Probing the rotational spin-Hall effect in higher order Gaussian beams

Spin-to-orbit conversion of light is a dynamical optical phenomenon in non-paraxial fields leading to various manifestations of the spin and orbital Hall effect. However, effects of spin-orbit interaction (SOI) have not been explored extensively for higher order Gaussian beams carrying no intrinsic orbital angular momentum. Indeed, the SOI effects on such structured beams can be directly visualized due to azimuthal rotation of their transverse intensity profiles - a phenomenon we call the rotational Hall effect. In this paper, we show that for an input circularly polarized (right/left) $HG_{10}$ mode, SOI leads to a significant azimuthal rotation of the transverse intensity distribution of both the orthogonal circularly polarized (left/right) component, and the transverse component of the longitudinal field intensity with respect to the input intensity profile.

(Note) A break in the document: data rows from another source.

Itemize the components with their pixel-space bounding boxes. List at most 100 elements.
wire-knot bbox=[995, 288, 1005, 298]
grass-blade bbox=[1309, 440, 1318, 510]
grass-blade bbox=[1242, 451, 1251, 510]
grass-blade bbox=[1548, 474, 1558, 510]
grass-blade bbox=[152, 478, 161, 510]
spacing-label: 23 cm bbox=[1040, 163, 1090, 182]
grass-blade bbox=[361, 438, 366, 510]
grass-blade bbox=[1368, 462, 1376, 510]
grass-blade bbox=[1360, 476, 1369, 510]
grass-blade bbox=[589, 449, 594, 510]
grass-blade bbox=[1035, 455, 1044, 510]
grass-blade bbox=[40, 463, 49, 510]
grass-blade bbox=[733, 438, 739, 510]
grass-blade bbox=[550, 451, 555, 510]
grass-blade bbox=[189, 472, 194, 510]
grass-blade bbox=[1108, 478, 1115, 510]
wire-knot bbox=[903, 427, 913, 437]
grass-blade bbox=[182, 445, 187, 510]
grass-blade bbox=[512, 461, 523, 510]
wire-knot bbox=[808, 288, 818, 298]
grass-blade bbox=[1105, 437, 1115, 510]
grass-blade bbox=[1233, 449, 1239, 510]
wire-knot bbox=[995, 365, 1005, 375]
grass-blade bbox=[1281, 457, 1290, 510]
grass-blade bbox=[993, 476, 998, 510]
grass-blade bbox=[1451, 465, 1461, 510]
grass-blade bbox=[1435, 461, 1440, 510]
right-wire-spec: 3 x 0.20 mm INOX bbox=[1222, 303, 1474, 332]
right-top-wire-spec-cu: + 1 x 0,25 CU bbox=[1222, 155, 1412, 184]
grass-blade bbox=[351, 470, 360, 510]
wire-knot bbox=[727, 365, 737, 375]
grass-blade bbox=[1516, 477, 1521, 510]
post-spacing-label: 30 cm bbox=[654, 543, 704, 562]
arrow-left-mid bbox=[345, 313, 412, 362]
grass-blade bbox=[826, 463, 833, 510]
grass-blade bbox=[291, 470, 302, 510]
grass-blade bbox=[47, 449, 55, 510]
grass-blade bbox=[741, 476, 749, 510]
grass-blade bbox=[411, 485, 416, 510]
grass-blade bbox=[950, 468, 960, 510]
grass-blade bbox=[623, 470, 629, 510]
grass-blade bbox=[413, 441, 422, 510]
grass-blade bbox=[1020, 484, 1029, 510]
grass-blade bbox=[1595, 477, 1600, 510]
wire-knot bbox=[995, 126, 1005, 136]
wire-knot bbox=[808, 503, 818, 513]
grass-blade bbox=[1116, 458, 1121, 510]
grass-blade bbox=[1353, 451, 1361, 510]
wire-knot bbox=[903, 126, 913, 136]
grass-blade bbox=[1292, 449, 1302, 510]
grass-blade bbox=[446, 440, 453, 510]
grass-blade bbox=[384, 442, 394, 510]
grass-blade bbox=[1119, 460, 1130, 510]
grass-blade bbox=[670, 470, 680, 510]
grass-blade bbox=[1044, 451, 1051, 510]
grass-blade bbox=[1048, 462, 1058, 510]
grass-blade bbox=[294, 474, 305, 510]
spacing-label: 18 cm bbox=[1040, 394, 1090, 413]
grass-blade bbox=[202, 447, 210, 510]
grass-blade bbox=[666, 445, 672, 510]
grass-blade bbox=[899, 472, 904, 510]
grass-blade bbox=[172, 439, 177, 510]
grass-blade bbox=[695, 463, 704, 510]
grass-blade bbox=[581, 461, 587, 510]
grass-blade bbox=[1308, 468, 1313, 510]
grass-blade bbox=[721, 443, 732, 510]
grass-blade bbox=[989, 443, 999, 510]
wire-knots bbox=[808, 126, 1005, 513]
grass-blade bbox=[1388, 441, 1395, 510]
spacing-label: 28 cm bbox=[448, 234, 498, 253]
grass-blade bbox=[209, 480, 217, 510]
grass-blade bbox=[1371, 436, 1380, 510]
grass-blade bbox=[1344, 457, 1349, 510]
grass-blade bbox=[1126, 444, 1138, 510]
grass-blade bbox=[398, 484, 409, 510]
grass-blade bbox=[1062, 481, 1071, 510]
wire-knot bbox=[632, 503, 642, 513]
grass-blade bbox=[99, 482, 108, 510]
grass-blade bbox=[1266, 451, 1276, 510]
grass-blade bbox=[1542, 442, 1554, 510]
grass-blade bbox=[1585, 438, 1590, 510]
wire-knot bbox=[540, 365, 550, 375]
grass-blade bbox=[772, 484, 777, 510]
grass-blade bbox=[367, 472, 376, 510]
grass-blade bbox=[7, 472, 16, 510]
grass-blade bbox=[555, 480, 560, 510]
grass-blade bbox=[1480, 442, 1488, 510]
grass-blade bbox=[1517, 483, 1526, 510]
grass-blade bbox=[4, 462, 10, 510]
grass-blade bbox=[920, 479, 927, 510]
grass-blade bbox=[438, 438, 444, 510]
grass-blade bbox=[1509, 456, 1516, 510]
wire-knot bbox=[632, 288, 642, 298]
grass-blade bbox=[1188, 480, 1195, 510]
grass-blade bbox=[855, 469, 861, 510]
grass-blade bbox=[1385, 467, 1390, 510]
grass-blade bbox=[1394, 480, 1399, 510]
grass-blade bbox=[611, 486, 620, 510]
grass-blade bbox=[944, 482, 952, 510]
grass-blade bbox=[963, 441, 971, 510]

We validate our theoretical and numerically simulated results experimentally by tightly focusing a circularly polarized $HG_{10}$ beam in an optical tweezers configuration, and projecting out the opposite circular polarization component and the transverse component of the longitudinal field intensity at the output of the tweezers. We also measure the rotational shift as a function of the refractive index contrast in the path of the tightly focused light, and in general observe a proportional increase. The enhanced spin-orbit conversion in these cases may lead to interesting applications in inducing complex dynamics in optically trapped birefringent particles using higher order Gaussian beams with no intrinsic orbital angular momentum.